Moving into the Rhoades gallery – the largest of the exhibition spaces – the walls are painted dark green, lending the space a sombre atmosphere. The works in this room allude to ideas of transformation, transition, and transubstantiation. On the far wall, Nikolaus Geyrhalter’s film ‘Our Daily Bread’ (2005), which lyrically describes the highly developed technologies involved in contemporary farming, is being screened on a loop. With no commentary or background music, except the ambient sounds of the production, the viewing experience is of an intense and sometimes graphic sequence of moving images showing animals, plants, workers and the specialised machinery involved in mass food production.

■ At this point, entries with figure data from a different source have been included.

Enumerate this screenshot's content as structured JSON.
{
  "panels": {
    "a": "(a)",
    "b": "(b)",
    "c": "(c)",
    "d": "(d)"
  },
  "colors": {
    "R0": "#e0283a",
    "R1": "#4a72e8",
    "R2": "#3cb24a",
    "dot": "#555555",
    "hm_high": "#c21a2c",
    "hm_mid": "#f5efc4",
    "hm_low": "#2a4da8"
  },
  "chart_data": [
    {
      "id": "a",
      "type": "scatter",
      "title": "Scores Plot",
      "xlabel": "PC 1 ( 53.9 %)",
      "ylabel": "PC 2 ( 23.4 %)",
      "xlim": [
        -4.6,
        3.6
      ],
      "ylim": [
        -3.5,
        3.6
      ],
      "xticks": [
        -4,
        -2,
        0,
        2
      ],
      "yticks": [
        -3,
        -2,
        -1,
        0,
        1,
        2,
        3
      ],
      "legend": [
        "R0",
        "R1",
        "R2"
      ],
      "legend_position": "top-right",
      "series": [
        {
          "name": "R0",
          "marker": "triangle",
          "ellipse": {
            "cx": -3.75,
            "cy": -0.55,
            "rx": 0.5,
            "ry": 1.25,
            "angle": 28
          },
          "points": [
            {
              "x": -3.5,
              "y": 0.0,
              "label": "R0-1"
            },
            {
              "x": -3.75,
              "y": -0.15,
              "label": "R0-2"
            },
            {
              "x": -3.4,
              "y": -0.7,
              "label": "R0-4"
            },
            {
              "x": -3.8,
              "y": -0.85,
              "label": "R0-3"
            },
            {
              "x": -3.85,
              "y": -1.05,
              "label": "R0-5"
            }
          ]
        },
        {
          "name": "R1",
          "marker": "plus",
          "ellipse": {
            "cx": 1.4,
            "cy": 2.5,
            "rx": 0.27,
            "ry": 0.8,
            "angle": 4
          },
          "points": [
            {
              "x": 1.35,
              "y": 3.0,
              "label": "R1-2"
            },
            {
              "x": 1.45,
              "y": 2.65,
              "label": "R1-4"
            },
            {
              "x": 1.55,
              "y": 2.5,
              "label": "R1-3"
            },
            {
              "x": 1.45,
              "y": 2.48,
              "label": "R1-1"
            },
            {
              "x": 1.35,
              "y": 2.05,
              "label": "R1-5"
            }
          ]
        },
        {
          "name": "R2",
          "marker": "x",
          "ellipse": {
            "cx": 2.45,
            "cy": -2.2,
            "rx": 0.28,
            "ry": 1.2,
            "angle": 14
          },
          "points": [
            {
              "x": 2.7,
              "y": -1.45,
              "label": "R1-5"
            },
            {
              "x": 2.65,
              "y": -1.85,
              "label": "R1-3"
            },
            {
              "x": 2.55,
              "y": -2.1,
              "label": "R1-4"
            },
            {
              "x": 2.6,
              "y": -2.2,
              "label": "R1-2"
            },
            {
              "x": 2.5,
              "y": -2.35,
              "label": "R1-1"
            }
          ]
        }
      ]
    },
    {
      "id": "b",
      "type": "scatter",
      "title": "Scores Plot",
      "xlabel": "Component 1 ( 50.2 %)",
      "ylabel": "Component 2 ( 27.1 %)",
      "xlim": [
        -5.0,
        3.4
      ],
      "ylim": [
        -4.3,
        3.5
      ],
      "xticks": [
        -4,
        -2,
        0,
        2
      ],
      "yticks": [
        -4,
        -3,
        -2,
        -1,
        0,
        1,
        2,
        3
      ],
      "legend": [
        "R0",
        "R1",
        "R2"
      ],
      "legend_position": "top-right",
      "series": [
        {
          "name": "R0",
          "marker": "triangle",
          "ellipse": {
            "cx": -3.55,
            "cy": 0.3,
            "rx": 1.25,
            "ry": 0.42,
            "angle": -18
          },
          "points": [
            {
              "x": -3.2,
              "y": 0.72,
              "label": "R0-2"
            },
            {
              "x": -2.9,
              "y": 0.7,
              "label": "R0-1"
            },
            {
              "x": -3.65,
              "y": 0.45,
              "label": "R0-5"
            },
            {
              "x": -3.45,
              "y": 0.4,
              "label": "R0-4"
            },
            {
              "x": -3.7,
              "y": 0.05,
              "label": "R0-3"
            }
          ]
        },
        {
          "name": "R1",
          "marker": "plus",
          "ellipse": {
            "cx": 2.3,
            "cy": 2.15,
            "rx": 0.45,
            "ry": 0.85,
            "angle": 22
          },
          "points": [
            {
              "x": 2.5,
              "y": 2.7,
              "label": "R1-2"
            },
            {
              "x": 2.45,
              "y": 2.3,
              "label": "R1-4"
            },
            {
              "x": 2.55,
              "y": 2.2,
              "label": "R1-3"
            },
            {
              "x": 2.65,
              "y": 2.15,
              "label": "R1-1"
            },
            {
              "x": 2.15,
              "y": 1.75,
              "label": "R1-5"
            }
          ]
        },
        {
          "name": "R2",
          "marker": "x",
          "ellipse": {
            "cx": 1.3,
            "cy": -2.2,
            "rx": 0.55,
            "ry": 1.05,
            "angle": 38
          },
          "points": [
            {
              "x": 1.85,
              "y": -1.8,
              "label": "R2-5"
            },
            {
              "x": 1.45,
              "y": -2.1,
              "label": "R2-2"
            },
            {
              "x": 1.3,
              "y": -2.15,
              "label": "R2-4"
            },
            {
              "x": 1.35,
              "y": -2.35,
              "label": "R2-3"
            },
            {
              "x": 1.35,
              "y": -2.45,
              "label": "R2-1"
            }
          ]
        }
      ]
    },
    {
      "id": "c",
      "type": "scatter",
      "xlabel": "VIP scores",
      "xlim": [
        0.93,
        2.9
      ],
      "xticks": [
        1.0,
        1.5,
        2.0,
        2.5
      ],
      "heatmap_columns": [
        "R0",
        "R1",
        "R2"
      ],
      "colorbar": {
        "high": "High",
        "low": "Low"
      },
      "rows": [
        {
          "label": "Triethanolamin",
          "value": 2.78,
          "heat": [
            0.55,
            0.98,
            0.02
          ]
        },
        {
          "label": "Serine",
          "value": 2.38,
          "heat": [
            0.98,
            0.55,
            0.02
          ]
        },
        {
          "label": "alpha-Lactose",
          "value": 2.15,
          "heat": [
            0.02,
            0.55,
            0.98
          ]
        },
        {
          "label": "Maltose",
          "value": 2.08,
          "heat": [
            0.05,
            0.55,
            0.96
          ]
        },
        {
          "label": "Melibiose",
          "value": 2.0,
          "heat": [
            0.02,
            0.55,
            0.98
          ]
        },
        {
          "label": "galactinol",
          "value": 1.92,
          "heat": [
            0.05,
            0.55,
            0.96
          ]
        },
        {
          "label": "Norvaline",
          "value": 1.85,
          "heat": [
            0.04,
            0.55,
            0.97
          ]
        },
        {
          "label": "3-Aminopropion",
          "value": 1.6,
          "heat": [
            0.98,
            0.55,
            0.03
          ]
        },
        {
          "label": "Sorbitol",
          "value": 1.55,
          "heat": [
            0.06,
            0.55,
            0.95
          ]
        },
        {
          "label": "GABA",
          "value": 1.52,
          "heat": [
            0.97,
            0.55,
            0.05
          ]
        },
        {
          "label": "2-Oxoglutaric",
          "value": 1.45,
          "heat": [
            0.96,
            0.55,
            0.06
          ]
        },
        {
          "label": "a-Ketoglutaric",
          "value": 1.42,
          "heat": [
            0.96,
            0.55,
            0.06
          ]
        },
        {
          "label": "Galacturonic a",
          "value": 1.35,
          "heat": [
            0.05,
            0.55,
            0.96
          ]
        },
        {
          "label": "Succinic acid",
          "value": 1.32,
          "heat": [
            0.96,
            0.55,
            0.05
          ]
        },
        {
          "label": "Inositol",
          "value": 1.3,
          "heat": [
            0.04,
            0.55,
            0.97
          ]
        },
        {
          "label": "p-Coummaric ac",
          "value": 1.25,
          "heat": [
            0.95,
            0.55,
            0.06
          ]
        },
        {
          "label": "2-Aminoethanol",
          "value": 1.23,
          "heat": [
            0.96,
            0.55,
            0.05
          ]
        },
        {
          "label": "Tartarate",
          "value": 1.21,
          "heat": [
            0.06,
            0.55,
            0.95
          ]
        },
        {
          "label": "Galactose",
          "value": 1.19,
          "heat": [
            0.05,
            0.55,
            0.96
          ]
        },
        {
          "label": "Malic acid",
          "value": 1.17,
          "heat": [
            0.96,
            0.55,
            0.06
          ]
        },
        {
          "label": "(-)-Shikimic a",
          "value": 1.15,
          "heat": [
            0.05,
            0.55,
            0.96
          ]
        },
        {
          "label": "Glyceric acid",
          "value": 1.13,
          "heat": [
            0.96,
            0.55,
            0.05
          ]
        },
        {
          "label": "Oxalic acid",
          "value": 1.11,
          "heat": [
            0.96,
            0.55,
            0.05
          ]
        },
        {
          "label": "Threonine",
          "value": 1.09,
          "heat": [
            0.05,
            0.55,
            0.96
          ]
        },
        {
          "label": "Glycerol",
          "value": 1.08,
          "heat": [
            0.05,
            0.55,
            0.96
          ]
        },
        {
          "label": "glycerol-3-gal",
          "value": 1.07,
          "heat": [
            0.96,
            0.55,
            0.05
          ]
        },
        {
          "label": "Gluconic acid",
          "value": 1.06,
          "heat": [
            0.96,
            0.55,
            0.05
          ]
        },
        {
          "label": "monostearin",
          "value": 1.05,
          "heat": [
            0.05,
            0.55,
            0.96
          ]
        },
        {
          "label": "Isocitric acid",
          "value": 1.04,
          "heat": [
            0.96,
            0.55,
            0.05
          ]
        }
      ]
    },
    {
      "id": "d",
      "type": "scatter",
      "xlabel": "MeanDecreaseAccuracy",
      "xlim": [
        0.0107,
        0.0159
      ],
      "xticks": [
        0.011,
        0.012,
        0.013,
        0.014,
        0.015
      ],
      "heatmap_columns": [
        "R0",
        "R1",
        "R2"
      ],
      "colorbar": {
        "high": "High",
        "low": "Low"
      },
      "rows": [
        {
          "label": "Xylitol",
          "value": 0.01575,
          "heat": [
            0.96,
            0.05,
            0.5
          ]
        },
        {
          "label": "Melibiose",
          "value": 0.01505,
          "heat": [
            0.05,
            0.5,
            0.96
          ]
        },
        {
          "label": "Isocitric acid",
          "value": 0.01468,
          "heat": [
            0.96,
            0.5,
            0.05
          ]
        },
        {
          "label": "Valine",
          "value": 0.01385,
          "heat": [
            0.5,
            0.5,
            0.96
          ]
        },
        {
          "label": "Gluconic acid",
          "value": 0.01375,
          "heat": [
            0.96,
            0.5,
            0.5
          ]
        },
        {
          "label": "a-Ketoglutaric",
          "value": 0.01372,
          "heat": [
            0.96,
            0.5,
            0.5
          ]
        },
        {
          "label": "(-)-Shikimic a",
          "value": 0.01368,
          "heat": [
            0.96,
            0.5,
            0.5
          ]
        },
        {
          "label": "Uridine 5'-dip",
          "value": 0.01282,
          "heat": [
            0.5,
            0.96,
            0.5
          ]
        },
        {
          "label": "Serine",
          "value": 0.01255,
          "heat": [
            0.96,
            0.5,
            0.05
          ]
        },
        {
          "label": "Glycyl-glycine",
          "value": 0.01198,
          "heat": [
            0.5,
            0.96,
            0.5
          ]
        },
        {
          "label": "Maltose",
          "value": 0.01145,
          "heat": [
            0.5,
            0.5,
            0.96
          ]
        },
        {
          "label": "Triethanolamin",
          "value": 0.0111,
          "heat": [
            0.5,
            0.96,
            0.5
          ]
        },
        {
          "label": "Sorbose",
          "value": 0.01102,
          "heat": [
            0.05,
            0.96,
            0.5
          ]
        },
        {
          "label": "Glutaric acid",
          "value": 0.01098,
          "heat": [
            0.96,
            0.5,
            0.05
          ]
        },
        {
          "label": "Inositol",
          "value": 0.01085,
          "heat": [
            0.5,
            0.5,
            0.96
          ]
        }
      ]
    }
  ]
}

Dominating the centre of the room is a series of long tables with works that are all related to food, by various artists including Bedwyr Williams, Laure Prouvost, Pablo Bronstein, and Francesca Ulivi. The rest of the room is populated by two small building-like structures, one of which is ‘Anchorhold’ (2015), an ingenious wooden structure, designed by the architectural practice Sutherland Hussey Harris, working in collaboration with artist Marcus Coates. The name Anchorhold refers to a tenth century hermitage in which anchorites would withdraw from society in order to deliberate on God. For this exhibition, Coates has repurposed the structure as an apple store. The structure holds two people within it and in the course of the show Coates will hold a series of one-on-one artist performances, which will be audio-recorded and played back during the exhibition. The stored apples will also be available for visitors to eat.
Spotlit on one wall of the gallery are four works by Giuseppe Arcimboldo; anthropomorphic allegories composed of fruits and plants entitled ‘Autumn’ (1572), ‘Winter’ (1572), ‘Spring’ (1572) and ‘Summer’ (1572). On the opposite wall hangs the John Martin painting ‘Sadak in Search of the Waters of Oblivion’ (1812), which depicts a climbing figure set against a vast and unstable landscape.
A lobby leading off from this gallery houses The Honest Shop, selling products handmade by the local community. There is no special selection process for what is sold; anyone living locally may place their wares in the shop – provided they are handmade. Visitors may purchase the products at the price specified and are trusted to leave the money in an honesty box. This bespoke, unregulated model for trading provides a unique snapshot of the people of Bruton and suggests an alternative to commercial mass consumerism.
The final room in the exhibition examines the influence of the rural on urban culture – from art to marketing – and includes contributions from Mildred’s Lane, Myvillages, Somewhere, Kultivator, Fairland Collective and Phytology, among many others. This space will play host to a wide variety of workshops, talks and other educational activities.